RELATED: 7 Months Later, Some University Park Residents Still Using Bottled Water Over Lead Worries | University Park Residents Furious As Concerns About Lead In Water Persist Through Labor Day Weekend | Lead In Water Now A Concern At School In University Park; Illinois Attorney General Sues Water Supplier | Emotional Meeting In University Park As Residents Go Over A Month Without Drinkable Water | 1,500 Homes Still Under "Do Not Consume" Advisory Due To Lead In Water In University Park

A lawsuit filed by Illinois Attorney General Kwame Raoul against Aqua Illinois claims "changes the company made to the public water supply caused lead to be released."

The company says the water chemistry is improving.
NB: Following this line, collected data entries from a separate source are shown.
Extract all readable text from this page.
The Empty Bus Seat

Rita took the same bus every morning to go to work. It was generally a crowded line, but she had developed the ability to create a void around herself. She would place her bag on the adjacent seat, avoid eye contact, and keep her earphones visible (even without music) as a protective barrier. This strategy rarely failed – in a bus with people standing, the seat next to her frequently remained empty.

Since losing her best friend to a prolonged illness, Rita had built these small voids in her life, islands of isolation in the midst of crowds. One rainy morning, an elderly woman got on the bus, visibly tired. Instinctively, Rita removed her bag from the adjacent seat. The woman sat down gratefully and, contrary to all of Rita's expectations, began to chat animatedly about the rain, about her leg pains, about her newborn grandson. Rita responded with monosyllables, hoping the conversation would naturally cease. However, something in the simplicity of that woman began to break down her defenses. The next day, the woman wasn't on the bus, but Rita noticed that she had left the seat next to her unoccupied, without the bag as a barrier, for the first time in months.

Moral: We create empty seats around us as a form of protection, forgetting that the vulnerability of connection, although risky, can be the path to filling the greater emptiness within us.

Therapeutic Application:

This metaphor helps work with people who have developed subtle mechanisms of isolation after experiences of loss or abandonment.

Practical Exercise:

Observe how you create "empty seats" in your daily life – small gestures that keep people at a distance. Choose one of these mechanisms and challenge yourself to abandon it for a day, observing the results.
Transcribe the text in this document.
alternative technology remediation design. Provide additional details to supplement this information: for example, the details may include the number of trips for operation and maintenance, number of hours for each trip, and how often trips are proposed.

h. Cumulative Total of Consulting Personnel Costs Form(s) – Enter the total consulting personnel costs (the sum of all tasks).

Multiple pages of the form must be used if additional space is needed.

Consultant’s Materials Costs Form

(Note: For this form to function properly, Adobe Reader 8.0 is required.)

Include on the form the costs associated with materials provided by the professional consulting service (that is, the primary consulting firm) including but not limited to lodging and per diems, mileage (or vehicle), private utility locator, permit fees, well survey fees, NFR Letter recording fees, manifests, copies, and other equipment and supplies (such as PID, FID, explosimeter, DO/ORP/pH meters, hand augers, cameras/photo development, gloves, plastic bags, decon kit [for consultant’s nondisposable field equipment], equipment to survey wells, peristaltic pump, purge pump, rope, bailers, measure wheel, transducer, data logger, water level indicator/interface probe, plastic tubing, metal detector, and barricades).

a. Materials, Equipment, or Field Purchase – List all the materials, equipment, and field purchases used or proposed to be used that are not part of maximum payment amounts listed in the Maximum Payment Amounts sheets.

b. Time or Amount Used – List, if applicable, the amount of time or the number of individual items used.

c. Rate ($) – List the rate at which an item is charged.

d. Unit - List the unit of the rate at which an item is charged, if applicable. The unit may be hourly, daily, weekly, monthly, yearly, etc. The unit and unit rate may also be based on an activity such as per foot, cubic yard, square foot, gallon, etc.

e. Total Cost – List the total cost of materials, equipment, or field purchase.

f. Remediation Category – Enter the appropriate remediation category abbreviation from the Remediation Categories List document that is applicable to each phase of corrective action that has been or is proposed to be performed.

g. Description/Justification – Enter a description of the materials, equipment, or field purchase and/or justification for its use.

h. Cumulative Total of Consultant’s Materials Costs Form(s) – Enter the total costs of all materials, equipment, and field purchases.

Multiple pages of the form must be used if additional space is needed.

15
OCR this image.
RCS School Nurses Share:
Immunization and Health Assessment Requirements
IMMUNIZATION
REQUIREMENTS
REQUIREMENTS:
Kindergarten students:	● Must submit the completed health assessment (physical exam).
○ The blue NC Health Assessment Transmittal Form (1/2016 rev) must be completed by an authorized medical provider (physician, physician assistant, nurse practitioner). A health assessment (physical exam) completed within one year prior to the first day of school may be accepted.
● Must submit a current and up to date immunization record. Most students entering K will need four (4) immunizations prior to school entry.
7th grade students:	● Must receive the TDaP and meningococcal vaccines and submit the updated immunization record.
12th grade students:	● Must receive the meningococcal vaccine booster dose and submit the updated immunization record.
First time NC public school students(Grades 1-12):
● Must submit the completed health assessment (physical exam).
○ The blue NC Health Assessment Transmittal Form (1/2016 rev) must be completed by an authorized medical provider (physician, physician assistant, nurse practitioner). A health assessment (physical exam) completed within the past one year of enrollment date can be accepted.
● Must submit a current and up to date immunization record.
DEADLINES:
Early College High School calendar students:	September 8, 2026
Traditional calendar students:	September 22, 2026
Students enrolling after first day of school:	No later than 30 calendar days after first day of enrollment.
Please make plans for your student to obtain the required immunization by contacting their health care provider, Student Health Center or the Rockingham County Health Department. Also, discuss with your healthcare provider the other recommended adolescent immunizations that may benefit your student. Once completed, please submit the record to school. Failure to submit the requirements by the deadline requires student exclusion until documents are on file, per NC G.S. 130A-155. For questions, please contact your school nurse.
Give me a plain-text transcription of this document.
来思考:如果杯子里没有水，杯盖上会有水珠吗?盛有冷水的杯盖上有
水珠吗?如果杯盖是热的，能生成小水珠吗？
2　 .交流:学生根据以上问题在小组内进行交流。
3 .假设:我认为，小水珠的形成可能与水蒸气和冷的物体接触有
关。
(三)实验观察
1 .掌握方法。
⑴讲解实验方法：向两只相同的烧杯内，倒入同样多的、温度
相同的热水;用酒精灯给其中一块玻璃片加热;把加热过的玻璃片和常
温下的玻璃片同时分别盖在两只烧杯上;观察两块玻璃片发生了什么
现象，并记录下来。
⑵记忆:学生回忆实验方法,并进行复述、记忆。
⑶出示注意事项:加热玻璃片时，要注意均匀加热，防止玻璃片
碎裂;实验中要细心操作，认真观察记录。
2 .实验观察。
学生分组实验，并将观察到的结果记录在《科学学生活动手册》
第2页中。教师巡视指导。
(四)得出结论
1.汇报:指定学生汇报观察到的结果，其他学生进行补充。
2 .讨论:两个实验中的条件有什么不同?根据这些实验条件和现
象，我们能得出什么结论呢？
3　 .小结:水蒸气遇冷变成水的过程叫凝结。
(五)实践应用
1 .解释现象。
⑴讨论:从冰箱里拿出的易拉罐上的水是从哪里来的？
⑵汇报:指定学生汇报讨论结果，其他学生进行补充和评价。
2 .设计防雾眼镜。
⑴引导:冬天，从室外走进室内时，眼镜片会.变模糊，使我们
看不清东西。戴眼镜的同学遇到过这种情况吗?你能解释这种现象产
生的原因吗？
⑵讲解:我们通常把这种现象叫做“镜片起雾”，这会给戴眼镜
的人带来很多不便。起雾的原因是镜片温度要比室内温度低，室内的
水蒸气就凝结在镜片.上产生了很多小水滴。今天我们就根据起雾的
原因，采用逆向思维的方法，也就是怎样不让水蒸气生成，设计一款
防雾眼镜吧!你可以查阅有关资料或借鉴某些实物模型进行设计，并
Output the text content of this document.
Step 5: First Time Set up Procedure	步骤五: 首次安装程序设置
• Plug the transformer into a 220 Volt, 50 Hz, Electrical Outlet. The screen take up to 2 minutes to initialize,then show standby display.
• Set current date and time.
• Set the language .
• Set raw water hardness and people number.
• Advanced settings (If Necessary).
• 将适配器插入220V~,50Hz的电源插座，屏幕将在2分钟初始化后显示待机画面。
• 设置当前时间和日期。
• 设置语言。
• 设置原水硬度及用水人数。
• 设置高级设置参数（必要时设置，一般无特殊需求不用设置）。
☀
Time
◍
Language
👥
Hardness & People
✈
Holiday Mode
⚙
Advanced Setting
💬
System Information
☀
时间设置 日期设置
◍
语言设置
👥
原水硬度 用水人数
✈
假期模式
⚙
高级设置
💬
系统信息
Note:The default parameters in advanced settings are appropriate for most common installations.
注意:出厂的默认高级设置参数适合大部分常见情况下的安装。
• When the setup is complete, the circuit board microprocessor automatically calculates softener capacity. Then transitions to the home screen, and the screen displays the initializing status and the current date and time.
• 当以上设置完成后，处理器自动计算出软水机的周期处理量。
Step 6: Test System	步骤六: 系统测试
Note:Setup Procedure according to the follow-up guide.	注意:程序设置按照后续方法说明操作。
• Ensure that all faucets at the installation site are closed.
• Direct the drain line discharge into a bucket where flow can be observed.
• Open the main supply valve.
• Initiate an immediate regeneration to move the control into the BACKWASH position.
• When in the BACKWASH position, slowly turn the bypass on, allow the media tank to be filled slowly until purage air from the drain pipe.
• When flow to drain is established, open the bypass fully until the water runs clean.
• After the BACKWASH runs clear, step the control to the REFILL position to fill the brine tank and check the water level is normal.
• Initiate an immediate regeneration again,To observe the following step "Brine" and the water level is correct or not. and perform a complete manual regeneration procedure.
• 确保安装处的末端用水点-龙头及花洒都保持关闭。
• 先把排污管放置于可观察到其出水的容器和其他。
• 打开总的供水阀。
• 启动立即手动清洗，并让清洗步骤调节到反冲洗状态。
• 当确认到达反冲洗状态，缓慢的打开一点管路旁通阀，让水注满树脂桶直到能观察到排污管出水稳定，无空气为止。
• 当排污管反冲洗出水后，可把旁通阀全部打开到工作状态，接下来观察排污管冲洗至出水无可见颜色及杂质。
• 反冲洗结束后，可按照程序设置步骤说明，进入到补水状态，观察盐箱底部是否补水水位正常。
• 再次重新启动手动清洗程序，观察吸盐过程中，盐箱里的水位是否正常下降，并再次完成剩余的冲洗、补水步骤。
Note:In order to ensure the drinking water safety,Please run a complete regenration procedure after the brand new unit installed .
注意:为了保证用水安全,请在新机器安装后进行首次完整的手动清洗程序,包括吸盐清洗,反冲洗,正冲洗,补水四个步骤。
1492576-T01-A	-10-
Earlier this month, a spokesperson told CBS 2 at least 80 percent of the homes they were testing are now below the EPA threshold for lead.

"They say it's improving, but if it hasn't been lifted for our area, where is the improvement?" Bradshaw said.

Sarah Boyd is one of the lucky ones.

She got a letter saying her home is no longer under the advisory, yet Aqua is still dropping off bottled water for her.

She said she would be having Thanksgiving at her house but, to be safe, she's taking the food she prepared with bottled water to her son's house.

"This is still confusing, so I just don't drink the water or cook with the water," Boyd said.

There is still no timeline on when the issues will be resolved at all homes.